General Motors eliminerà motori e piattaforme

La società americana General Motors ha annunciato che entro il 2018 diminuirà abbondantemente la quantità di propulsori e di piattaforme che ha a disposizione sul proprio scaffale, al fine di abbassare i costi e gli sprechi di tutti i brand che le appartengono: in sette anni, il colosso motoristico del Nuovo Continente rivoluzionerà il proprio magazzino e cercherà così di risparmiare approssimativamente un miliardo di dollari ogni dodici mesi.

Secondo le voci, infatti, GM, con questa decisione, innanzitutto abbasserà notevolmente il tempo necessario per la progettazione di una nuova automobile, dato che i tecnici di ogni singolo brand incluso nella società non saranno obbligati a progettare dal nulla una nuova piattaforma: potranno dovranno usare uno dei pochi pianali che rimarranno disponibili (pare che General Motors abbia già deciso di salvare soltanto quattordici piattaforme: nel corso dell’anno 2010 se ne contavano trenta sullo scaffale del conglomerato). Inoltre, con questo nuovo sistema un singolo pianale sarà sfruttato per un numero maggiore di veicoli e così potrà risarcire l’investimento iniziale in un tempo minore.

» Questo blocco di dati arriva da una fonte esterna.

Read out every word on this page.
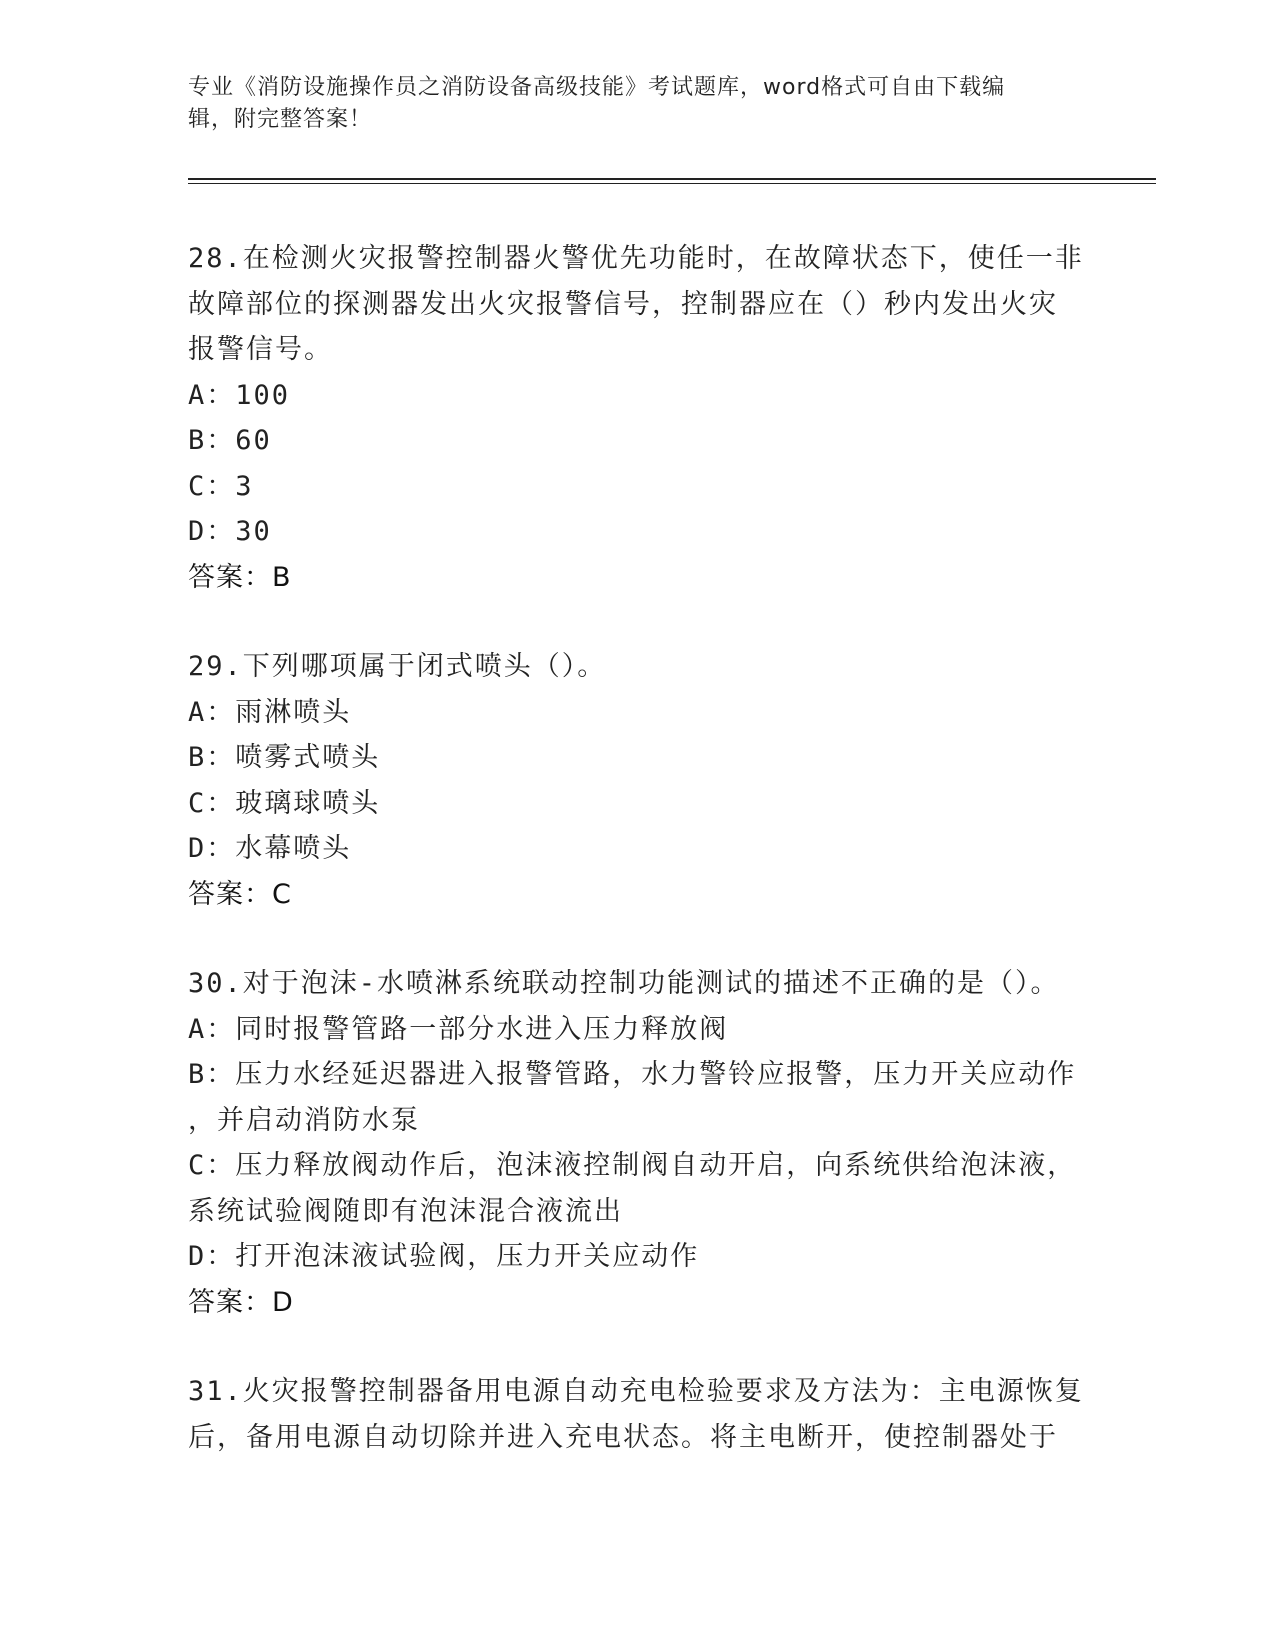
专业《消防设施操作员之消防设备高级技能》考试题库，word格式可自由下载编
辑，附完整答案！
28.在检测火灾报警控制器火警优先功能时，在故障状态下，使任一非
故障部位的探测器发出火灾报警信号，控制器应在（）秒内发出火灾
报警信号。
A：100
B：60
C：3
D：30
答案：B
29.下列哪项属于闭式喷头（）。
A：雨淋喷头
B：喷雾式喷头
C：玻璃球喷头
D：水幕喷头
答案：C
30.对于泡沫-水喷淋系统联动控制功能测试的描述不正确的是（）。
A：同时报警管路一部分水进入压力释放阀
B：压力水经延迟器进入报警管路，水力警铃应报警，压力开关应动作
，并启动消防水泵
C：压力释放阀动作后，泡沫液控制阀自动开启，向系统供给泡沫液，
系统试验阀随即有泡沫混合液流出
D：打开泡沫液试验阀，压力开关应动作
答案：D
31.火灾报警控制器备用电源自动充电检验要求及方法为：主电源恢复
后，备用电源自动切除并进入充电状态。将主电断开，使控制器处于
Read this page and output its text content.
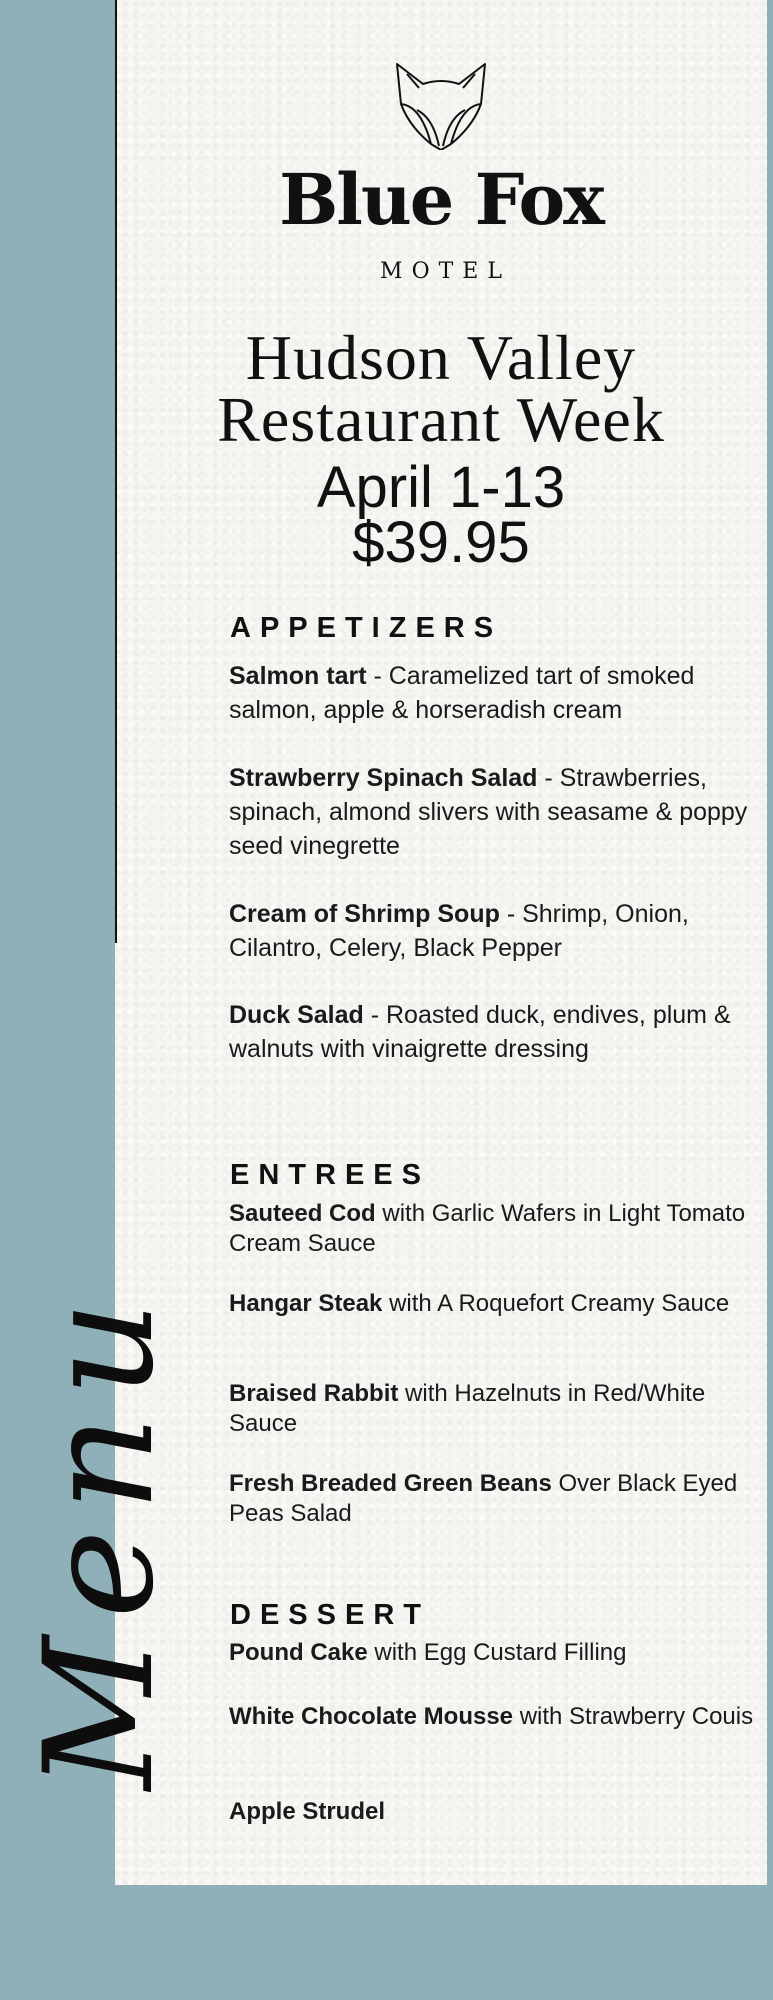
Blue Fox
MOTEL
Hudson Valley
Restaurant Week
April 1-13
$39.95
APPETIZERS
Salmon tart - Caramelized tart of smoked salmon, apple & horseradish cream
Strawberry Spinach Salad - Strawberries, spinach, almond slivers with seasame & poppy seed vinegrette
Cream of Shrimp Soup - Shrimp, Onion, Cilantro, Celery, Black Pepper
Duck Salad - Roasted duck, endives, plum & walnuts with vinaigrette dressing
ENTREES
Sauteed Cod with Garlic Wafers in Light Tomato Cream Sauce
Hangar Steak with A Roquefort Creamy Sauce
Braised Rabbit with Hazelnuts in Red/White Sauce
Fresh Breaded Green Beans Over Black Eyed Peas Salad
DESSERT
Pound Cake with Egg Custard Filling
White Chocolate Mousse with Strawberry Couis
Apple Strudel
Menu
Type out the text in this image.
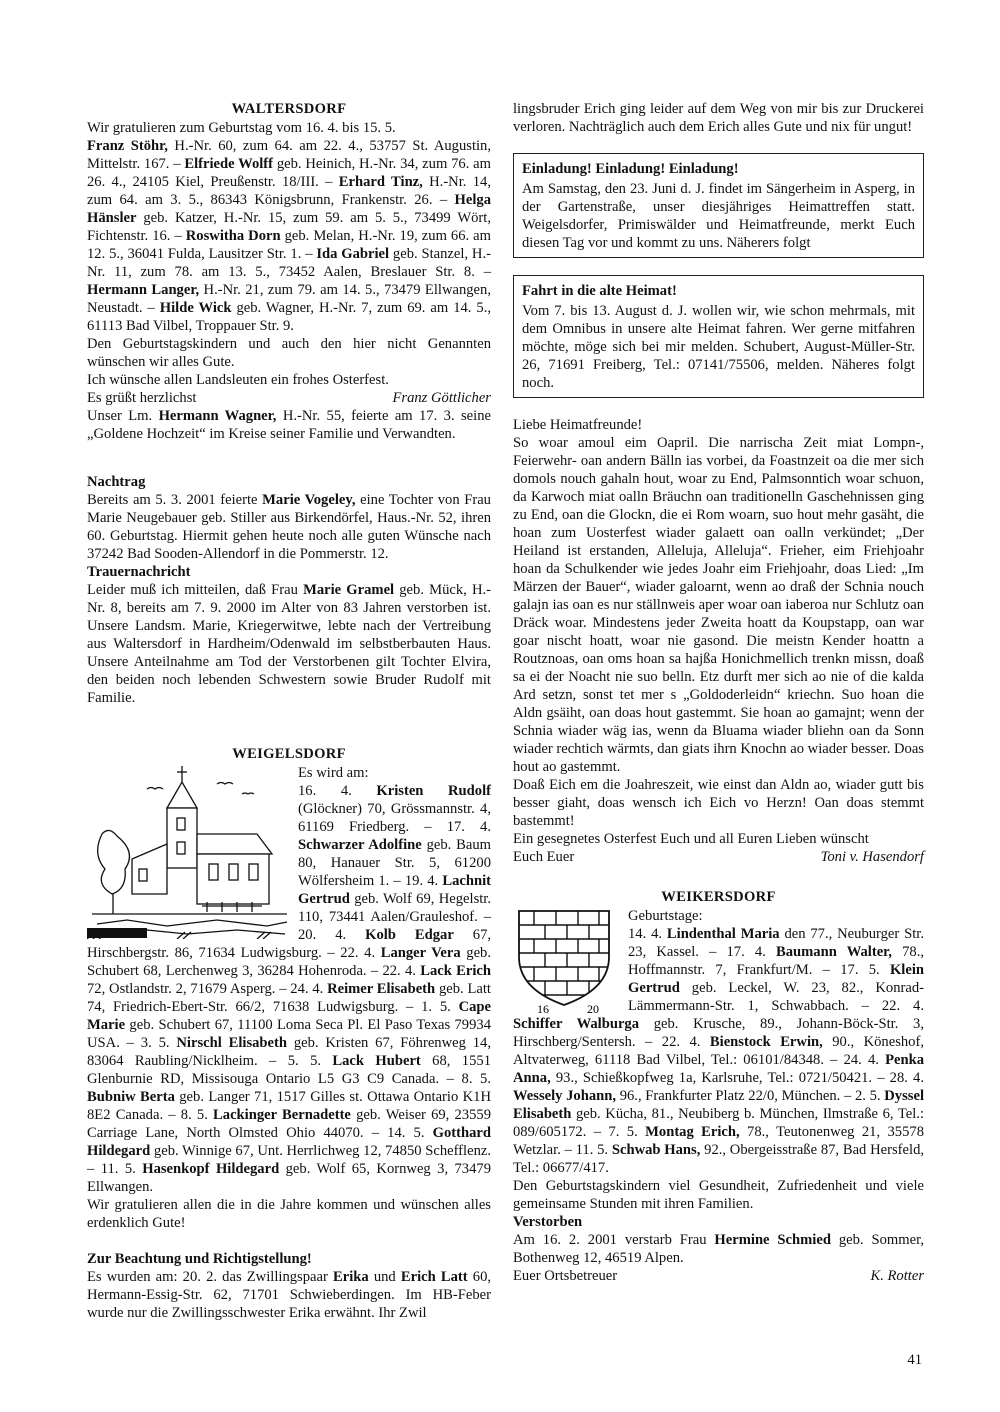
WALTERSDORF

Wir gratulieren zum Geburtstag vom 16. 4. bis 15. 5.

Franz Stöhr, H.-Nr. 60, zum 64. am 22. 4., 53757 St. Augustin, Mittelstr. 167. – Elfriede Wolff geb. Heinich, H.-Nr. 34, zum 76. am 26. 4., 24105 Kiel, Preußenstr. 18/III. – Erhard Tinz, H.-Nr. 14, zum 64. am 3. 5., 86343 Königsbrunn, Frankenstr. 26. – Helga Hänsler geb. Katzer, H.-Nr. 15, zum 59. am 5. 5., 73499 Wört, Fichtenstr. 16. – Roswitha Dorn geb. Melan, H.-Nr. 19, zum 66. am 12. 5., 36041 Fulda, Lausitzer Str. 1. – Ida Gabriel geb. Stanzel, H.-Nr. 11, zum 78. am 13. 5., 73452 Aalen, Breslauer Str. 8. – Hermann Langer, H.-Nr. 21, zum 79. am 14. 5., 73479 Ellwangen, Neustadt. – Hilde Wick geb. Wagner, H.-Nr. 7, zum 69. am 14. 5., 61113 Bad Vilbel, Troppauer Str. 9.

Den Geburtstagskindern und auch den hier nicht Genannten wünschen wir alles Gute.

Ich wünsche allen Landsleuten ein frohes Osterfest.

Es grüßt herzlichst	Franz Göttlicher

Unser Lm. Hermann Wagner, H.-Nr. 55, feierte am 17. 3. seine „Goldene Hochzeit“ im Kreise seiner Familie und Verwandten.

Nachtrag

Bereits am 5. 3. 2001 feierte Marie Vogeley, eine Tochter von Frau Marie Neugebauer geb. Stiller aus Birkendörfel, Haus.-Nr. 52, ihren 60. Geburtstag. Hiermit gehen heute noch alle guten Wünsche nach 37242 Bad Sooden-Allendorf in die Pommerstr. 12.

Trauernachricht

Leider muß ich mitteilen, daß Frau Marie Gramel geb. Mück, H.-Nr. 8, bereits am 7. 9. 2000 im Alter von 83 Jahren verstorben ist. Unsere Landsm. Marie, Kriegerwitwe, lebte nach der Vertreibung aus Waltersdorf in Hardheim/Odenwald im selbstberbauten Haus. Unsere Anteilnahme am Tod der Verstorbenen gilt Tochter Elvira, den beiden noch lebenden Schwestern sowie Bruder Rudolf mit Familie.

WEIGELSDORF

Es wird am:

16. 4. Kristen Rudolf (Glöckner) 70, Grössmannstr. 4, 61169 Friedberg. – 17. 4. Schwarzer Adolfine geb. Baum 80, Hanauer Str. 5, 61200 Wölfersheim 1. – 19. 4. Lachnit Gertrud geb. Wolf 69, Hegelstr. 110, 73441 Aalen/Grauleshof. – 20. 4. Kolb Edgar 67, Hirschbergstr. 86, 71634 Ludwigsburg. – 22. 4. Langer Vera geb. Schubert 68, Lerchenweg 3, 36284 Hohenroda. – 22. 4. Lack Erich 72, Ostlandstr. 2, 71679 Asperg. – 24. 4. Reimer Elisabeth geb. Latt 74, Friedrich-Ebert-Str. 66/2, 71638 Ludwigsburg. – 1. 5. Cape Marie geb. Schubert 67, 11100 Loma Seca Pl. El Paso Texas 79934 USA. – 3. 5. Nirschl Elisabeth geb. Kristen 67, Föhrenweg 14, 83064 Raubling/Nicklheim. – 5. 5. Lack Hubert 68, 1551 Glenburnie RD, Missisouga Ontario L5 G3 C9 Canada. – 8. 5. Bubniw Berta geb. Langer 71, 1517 Gilles st. Ottawa Ontario K1H 8E2 Canada. – 8. 5. Lackinger Bernadette geb. Weiser 69, 23559 Carriage Lane, North Olmsted Ohio 44070. – 14. 5. Gotthard Hildegard geb. Winnige 67, Unt. Herrlichweg 12, 74850 Schefflenz. – 11. 5. Hasenkopf Hildegard geb. Wolf 65, Kornweg 3, 73479 Ellwangen.

Wir gratulieren allen die in die Jahre kommen und wünschen alles erdenklich Gute!

Zur Beachtung und Richtigstellung!

Es wurden am: 20. 2. das Zwillingspaar Erika und Erich Latt 60, Hermann-Essig-Str. 62, 71701 Schwieberdingen. Im HB-Feber wurde nur die Zwillingsschwester Erika erwähnt. Ihr Zwil

lingsbruder Erich ging leider auf dem Weg von mir bis zur Druckerei verloren. Nachträglich auch dem Erich alles Gute und nix für ungut!

Einladung! Einladung! Einladung!

Am Samstag, den 23. Juni d. J. findet im Sängerheim in Asperg, in der Gartenstraße, unser diesjähriges Heimattreffen statt. Weigelsdorfer, Primiswälder und Heimatfreunde, merkt Euch diesen Tag vor und kommt zu uns. Näherers folgt

Fahrt in die alte Heimat!

Vom 7. bis 13. August d. J. wollen wir, wie schon mehrmals, mit dem Omnibus in unsere alte Heimat fahren. Wer gerne mitfahren möchte, möge sich bei mir melden. Schubert, August-Müller-Str. 26, 71691 Freiberg, Tel.: 07141/75506, melden. Näheres folgt noch.

Liebe Heimatfreunde!

So woar amoul eim Oapril. Die narrischa Zeit miat Lompn-, Feierwehr- oan andern Bälln ias vorbei, da Foastnzeit oa die mer sich domols nouch gahaln hout, woar zu End, Palmsonntich woar schuon, da Karwoch miat oalln Bräuchn oan traditionelln Gaschehnissen ging zu End, oan die Glockn, die ei Rom woarn, suo hout mehr gasäht, die hoan zum Uosterfest wiader galaett oan oalln verkündet; „Der Heiland ist erstanden, Alleluja, Alleluja“. Frieher, eim Friehjoahr hoan da Schulkender wie jedes Joahr eim Friehjoahr, doas Lied: „Im Märzen der Bauer“, wiader galoarnt, wenn ao draß der Schnia nouch galajn ias oan es nur ställnweis aper woar oan iaberoa nur Schlutz oan Dräck woar. Mindestens jeder Zweita hoatt da Koupstapp, oan war goar nischt hoatt, woar nie gasond. Die meistn Kender hoattn a Routznoas, oan oms hoan sa hajßa Honichmellich trenkn missn, doaß sa ei der Noacht nie suo belln. Etz durft mer sich ao nie of die kalda Ard setzn, sonst tet mer s „Goldoderleidn“ kriechn. Suo hoan die Aldn gsäiht, oan doas hout gastemmt. Sie hoan ao gamajnt; wenn der Schnia wiader wäg ias, wenn da Bluama wiader bliehn oan da Sonn wiader rechtich wärmts, dan giats ihrn Knochn ao wiader besser. Doas hout ao gastemmt.

Doaß Eich em die Joahreszeit, wie einst dan Aldn ao, wiader gutt bis besser giaht, doas wensch ich Eich vo Herzn! Oan doas stemmt bastemmt!

Ein gesegnetes Osterfest Euch und all Euren Lieben wünscht

Euch Euer	Toni v. Hasendorf
WEIKERSDORF
16	20

Geburtstage:

14. 4. Lindenthal Maria den 77., Neuburger Str. 23, Kassel. – 17. 4. Baumann Walter, 78., Hoffmannstr. 7, Frankfurt/M. – 17. 5. Klein Gertrud geb. Leckel, W. 23, 82., Konrad-Lämmermann-Str. 1, Schwabbach. – 22. 4. Schiffer Walburga geb. Krusche, 89., Johann-Böck-Str. 3, Hirschberg/Sentersh. – 22. 4. Bienstock Erwin, 90., Köneshof, Altvaterweg, 61118 Bad Vilbel, Tel.: 06101/84348. – 24. 4. Penka Anna, 93., Schießkopfweg 1a, Karlsruhe, Tel.: 0721/50421. – 28. 4. Wessely Johann, 96., Frankfurter Platz 22/0, München. – 2. 5. Dyssel Elisabeth geb. Küchа, 81., Neubiberg b. München, Ilmstraße 6, Tel.: 089/605172. – 7. 5. Montag Erich, 78., Teutonenweg 21, 35578 Wetzlar. – 11. 5. Schwab Hans, 92., Obergeisstraße 87, Bad Hersfeld, Tel.: 06677/417.

Den Geburtstagskindern viel Gesundheit, Zufriedenheit und viele gemeinsame Stunden mit ihren Familien.

Verstorben

Am 16. 2. 2001 verstarb Frau Hermine Schmied geb. Sommer, Bothenweg 12, 46519 Alpen.

Euer Ortsbetreuer	K. Rotter
41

In questa decisione del colosso americano è prevista anche l’eliminazione di un buon numero di propulsori: pare che la società General Motors abbia deciso di salvare soltanto dodici motori entro il 2018, pensionando tutti gli altri. Una scelta che potrebbe, da un lato, limitare spese ed incrementare guadagni, ma che, dall’altro, potrebbe portare all’eccessiva omologazione di brand diversi tra loro (Opel e Chevrolet, Cadillac e Buick e via dicendo).